I talked to my son last night, and he told me that he did not like the micro-connections and they did not feel real or enough for him. The micro-connections really did help me, but it is not moving enough along for my kids. I realize that I need to exercise patience with myself, but I feel like my children are a different type of relationship and that I have a responsibility to move faster or be more consistent with them.
I have to realize that my son’s response was not a rejection of me, rather it was information. Painful information, perhaps, but also information of value. He trusted me enough to tell me the truth and how it feels to him. This is an important marker for our relationship, even if progress seems stalled.
In reflecting, I understand that two things can be true at the same time. Micro-connections have helped me, and that matters and is real. They were a first step for my nervous system and a part of the process towards healing. And my son is not wrong in that it did not feel enough. This doesn’t make the micro-connections fake, but it does mean there is a developmental mismatch for the relationship that he needs right now. Children, especially children who have felt distance, inconsistency, or emotional abuse, don’t experience repair the same way that adults do. Adults can feel safety from intention and effort, but kids feel safety from patterns and predictability over time. So, if micro-connections are signals, then my son wants proof.
As mentioned, the relationship one has with their children is of a different type. With other people, we move at a negotiated pace. With my kids, I am the anchor. I don’t think it would be advantageous to panic and rush, but it does mean that consistency matters more than intensity. In this way, a single deep talk doesn’t outweigh ten small disappearances. Contra, ten predictable moments begins to outweigh years of absence.
I think the most important thing for me to do right now is to not defend the micro-connections, even though they matter deeply to me. So, instead of micro-connections, I need to think in terms of macro-consistency. The goal is not to suddenly become emotionally fluent or hyper-present, but to become a person he can count on. Someone he can trust.

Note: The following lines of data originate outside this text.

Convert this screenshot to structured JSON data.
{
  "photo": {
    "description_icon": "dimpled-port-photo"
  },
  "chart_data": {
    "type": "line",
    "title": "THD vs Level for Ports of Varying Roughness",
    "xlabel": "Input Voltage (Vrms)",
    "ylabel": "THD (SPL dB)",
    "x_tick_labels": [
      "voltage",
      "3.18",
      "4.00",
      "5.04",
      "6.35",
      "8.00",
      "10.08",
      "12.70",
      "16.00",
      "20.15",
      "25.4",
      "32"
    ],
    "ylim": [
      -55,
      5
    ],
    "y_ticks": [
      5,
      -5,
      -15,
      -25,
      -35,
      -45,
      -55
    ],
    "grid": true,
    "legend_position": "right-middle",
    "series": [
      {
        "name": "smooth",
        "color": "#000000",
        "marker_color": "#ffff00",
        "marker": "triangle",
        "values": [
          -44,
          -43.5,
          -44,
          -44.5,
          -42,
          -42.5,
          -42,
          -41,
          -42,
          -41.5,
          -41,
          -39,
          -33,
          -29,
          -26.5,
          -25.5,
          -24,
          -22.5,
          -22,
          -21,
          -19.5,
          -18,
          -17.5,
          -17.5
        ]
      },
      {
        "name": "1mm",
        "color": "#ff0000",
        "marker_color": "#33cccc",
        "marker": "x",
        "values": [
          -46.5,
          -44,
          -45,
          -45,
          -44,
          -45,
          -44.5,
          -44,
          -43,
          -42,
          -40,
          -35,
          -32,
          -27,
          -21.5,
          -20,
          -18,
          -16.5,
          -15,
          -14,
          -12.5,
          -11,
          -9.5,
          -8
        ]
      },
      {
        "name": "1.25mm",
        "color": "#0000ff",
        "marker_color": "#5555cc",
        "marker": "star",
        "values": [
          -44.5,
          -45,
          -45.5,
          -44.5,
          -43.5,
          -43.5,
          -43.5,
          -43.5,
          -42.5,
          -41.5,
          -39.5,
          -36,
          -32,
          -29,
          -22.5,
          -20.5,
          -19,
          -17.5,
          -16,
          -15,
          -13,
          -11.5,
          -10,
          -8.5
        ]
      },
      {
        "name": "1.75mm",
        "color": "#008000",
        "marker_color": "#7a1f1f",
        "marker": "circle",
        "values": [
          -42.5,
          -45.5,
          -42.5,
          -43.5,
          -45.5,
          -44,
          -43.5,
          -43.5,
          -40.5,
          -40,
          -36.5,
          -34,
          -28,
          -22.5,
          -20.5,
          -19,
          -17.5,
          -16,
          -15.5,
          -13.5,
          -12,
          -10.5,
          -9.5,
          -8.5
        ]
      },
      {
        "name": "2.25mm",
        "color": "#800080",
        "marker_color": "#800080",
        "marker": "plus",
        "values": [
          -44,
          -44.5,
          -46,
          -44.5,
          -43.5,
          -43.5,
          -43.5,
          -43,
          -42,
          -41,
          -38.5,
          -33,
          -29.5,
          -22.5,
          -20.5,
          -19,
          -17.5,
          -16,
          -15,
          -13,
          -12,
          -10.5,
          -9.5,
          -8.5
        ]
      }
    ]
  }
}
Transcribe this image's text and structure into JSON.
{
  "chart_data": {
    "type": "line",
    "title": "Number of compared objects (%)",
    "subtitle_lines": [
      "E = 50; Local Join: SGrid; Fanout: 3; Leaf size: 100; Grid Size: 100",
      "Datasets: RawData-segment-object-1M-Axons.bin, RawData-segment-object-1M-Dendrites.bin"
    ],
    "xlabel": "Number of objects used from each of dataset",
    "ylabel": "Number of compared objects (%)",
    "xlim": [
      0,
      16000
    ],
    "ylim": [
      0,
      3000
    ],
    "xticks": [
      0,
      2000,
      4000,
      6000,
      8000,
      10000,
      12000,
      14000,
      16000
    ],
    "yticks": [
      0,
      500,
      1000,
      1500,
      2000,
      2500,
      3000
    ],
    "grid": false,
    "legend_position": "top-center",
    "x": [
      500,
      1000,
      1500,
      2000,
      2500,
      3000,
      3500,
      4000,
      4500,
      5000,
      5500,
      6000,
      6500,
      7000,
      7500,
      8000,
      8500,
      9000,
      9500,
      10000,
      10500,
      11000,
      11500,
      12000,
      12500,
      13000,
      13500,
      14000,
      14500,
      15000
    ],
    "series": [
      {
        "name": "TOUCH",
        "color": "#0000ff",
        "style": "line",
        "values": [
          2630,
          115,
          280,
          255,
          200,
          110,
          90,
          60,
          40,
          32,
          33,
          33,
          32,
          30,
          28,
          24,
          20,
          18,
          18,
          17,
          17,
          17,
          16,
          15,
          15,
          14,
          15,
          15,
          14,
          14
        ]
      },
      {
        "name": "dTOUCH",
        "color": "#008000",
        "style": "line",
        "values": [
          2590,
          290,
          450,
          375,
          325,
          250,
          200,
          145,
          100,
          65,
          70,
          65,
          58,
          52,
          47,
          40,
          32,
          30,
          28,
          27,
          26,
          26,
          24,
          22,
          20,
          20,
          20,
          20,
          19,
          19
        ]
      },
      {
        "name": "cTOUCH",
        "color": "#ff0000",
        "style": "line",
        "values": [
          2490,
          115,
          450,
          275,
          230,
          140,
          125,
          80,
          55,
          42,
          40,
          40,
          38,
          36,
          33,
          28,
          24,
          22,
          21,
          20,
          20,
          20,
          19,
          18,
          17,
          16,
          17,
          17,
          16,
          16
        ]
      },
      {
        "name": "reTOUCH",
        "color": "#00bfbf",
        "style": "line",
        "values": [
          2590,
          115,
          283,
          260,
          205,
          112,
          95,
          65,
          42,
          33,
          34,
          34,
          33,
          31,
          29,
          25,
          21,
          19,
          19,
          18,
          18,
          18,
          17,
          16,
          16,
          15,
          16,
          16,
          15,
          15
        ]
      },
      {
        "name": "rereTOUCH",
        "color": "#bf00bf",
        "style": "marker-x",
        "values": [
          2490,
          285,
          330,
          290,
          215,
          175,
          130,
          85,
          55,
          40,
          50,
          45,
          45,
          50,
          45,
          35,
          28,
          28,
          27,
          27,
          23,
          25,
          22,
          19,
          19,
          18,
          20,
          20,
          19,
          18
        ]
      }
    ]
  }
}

I also want to reflect on me saying, “I need to move faster with my kids,” as this is not wisdom, rather it is fear mixed with love. Fear is rushed and love is consistent. My responsibility is not to compress years of repair into present moments, but to not disappear emotionally OR behaviorally. I need to hold the need for self-patience, but also not let myself off the hook. Patience, in this instance, is not collapsing into shame or panic, and accountability means that I do not minimize what my son needs. In essence, I do not need to be perfect, but I do need to show up.
Finally, on the point of rejection, my son did not say “Don’t try.” He said that “this isn’t what helps him feel connected.” This is not rejection. This is an invitation to learn and understand the care he needs.